Enter Montreal over the Champlain Bridge. In June 2019, Montreal celebrated the opening of this 3.4-kilometer bridge, one of the largest and busiest in North America. Spanning the St. Lawrence River and its international shipping channel, it is a vital thoroughfare for both goods and people.

9:30 am: Mount Royal Chalet, 1196 Camillien-Houde Road

At the summit of Montreal’s namesake mountain, you will find the Mount Royal Chalet. With its iconic architecture, it’s part of the city’s heritage, and a perfect vantage point for viewing the city skyline. 

Montreal from Mount Royal
View from Mount Royal Chalet

Outside, the stone façade features large windows and elegant doors, while the adjoining Kondiaronk Belvedere lookout affords a breathtaking vista of downtown Montreal and the Monteregian Hills in the distance. Inside, large-scale paintings depict the history of Montreal by Canadian artists, including Marc-Aurèle Fortin, Paul-Émile Borduas, and Edwin H. Holgate. Exposed beams decorated with carved wooden squirrels, chandeliers, and a large fireplace complete the rustic scene.

Parking: $3 to $3.75 per hour.* Parking kiosks accept credit cards.

10:30 am: Depart for Old Montreal

Park at the Old Port of Montreal, 333 de la Commune West, Old Montreal. Parking costs $35 per car per day.

11:00 am: Musée Pointe-à-Callière, 350 Place Royale

The Pointe-à-Callière Museum of archaeology and history was founded in 1992 as part of Montreal’s 350th birthday celebrations. The museum exhibits artifacts from the region’s First Nations that illustrate how the cultures coexisted and interacted. Other displays show how the French and British influenced the history of this territory over the years. In 1924 Pointe-à-Callière was designated a Montreal’s Birthplace National Historic Site. Admission: Adult (31 to 64) $25, senior (65+) $24 (valid ID required)

1:00 pm: Vieux-Port Steakhouse, 39 Saint Paul Street East

We’ll stop here for lunch. According to its website, “The quality of our meat has made us famous while our welcoming service, attentive staff, and classic décor made us a must in Montreal.

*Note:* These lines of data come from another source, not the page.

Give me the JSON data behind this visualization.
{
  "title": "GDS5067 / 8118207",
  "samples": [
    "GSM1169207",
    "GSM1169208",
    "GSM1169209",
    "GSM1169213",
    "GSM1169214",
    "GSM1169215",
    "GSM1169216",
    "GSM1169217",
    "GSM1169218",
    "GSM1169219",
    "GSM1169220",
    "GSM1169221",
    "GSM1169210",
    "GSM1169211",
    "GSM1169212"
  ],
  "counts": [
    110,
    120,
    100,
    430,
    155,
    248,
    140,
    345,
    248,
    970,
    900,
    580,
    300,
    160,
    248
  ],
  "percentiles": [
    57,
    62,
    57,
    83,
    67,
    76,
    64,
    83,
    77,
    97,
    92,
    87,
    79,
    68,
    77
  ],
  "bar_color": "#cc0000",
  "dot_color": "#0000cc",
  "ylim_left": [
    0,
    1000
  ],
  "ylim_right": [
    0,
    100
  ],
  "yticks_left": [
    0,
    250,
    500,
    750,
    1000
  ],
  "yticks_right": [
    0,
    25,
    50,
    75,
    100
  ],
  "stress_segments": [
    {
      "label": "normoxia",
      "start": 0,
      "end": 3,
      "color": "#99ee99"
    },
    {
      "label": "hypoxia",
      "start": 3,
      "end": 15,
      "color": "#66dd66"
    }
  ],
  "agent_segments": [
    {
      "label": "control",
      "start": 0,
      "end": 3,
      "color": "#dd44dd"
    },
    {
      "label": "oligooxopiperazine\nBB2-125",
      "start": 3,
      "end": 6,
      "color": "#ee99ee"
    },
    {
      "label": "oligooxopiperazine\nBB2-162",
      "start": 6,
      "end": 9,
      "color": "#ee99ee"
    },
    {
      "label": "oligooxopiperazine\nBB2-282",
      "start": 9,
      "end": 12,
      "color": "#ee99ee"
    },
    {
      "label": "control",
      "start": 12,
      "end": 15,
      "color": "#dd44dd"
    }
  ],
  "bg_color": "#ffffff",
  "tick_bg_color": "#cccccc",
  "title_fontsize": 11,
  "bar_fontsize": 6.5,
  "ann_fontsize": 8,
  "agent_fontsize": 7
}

Located directly on St. Paul Street in a superb century-old building, Vieux-Port Steakhouse will charm you with its authentic stone walls, hardwood floors, and cozy fireplaces.”

Montreal Notre Dame basilica
Notre Dame Basilica

2:30 pm: Notre-Dame Basilica, 110 Notre-Dame Street West

Notre-Dame, according to its website, “stands as a majestic testament to the importance of religion and art throughout the city’s history. It is a masterpiece of Gothic Revival architecture. The basilica’s interior is a sight to behold, with its blue colours, shimmering gold-leaf ornamentation, intricate woodwork, religious paintings and colourful stained-glass windows depicting over 350 years. Featuring a 7,000-pipe Casavant organ, its remarkable acoustics are only matched by the beauty of the surroundings.

“To learn more about the Basilica, take part in self-guided tours, where you will be invited to explore 24 points of interest, each highlighting works of art, architectural elements and much more.”

Montreal Hotel de Ville
Hôtel de Ville

Admission: Adult or senior $14.00 + $1.00 service fee; group (10+) $12.00 + $1.00 service fee*

4:00 pm: Hôtel de Ville (City Hall), 275 Notre-Dame Street East

In 1967, from the balcony of the Montreal City Hall, French president Charles de Gaulle spoke the powerful phrase “Vive le Québec libre” to the people of Quebec. Translated as “Long Live Free Quebec,” it was considered an endorsement of Quebec sovereignty. Partially due to the Canadian government’s outrage at this statement, De Gaulle had to cut his visit short.

5:00 – 7:00 pm: Free time for shopping and dinner 

Farewell to Montreal, return to Burlington via Pont Jacques Cartier

We hope you had a wonderful day!

Nous espérons que vous avez passé une merveilleuse journée!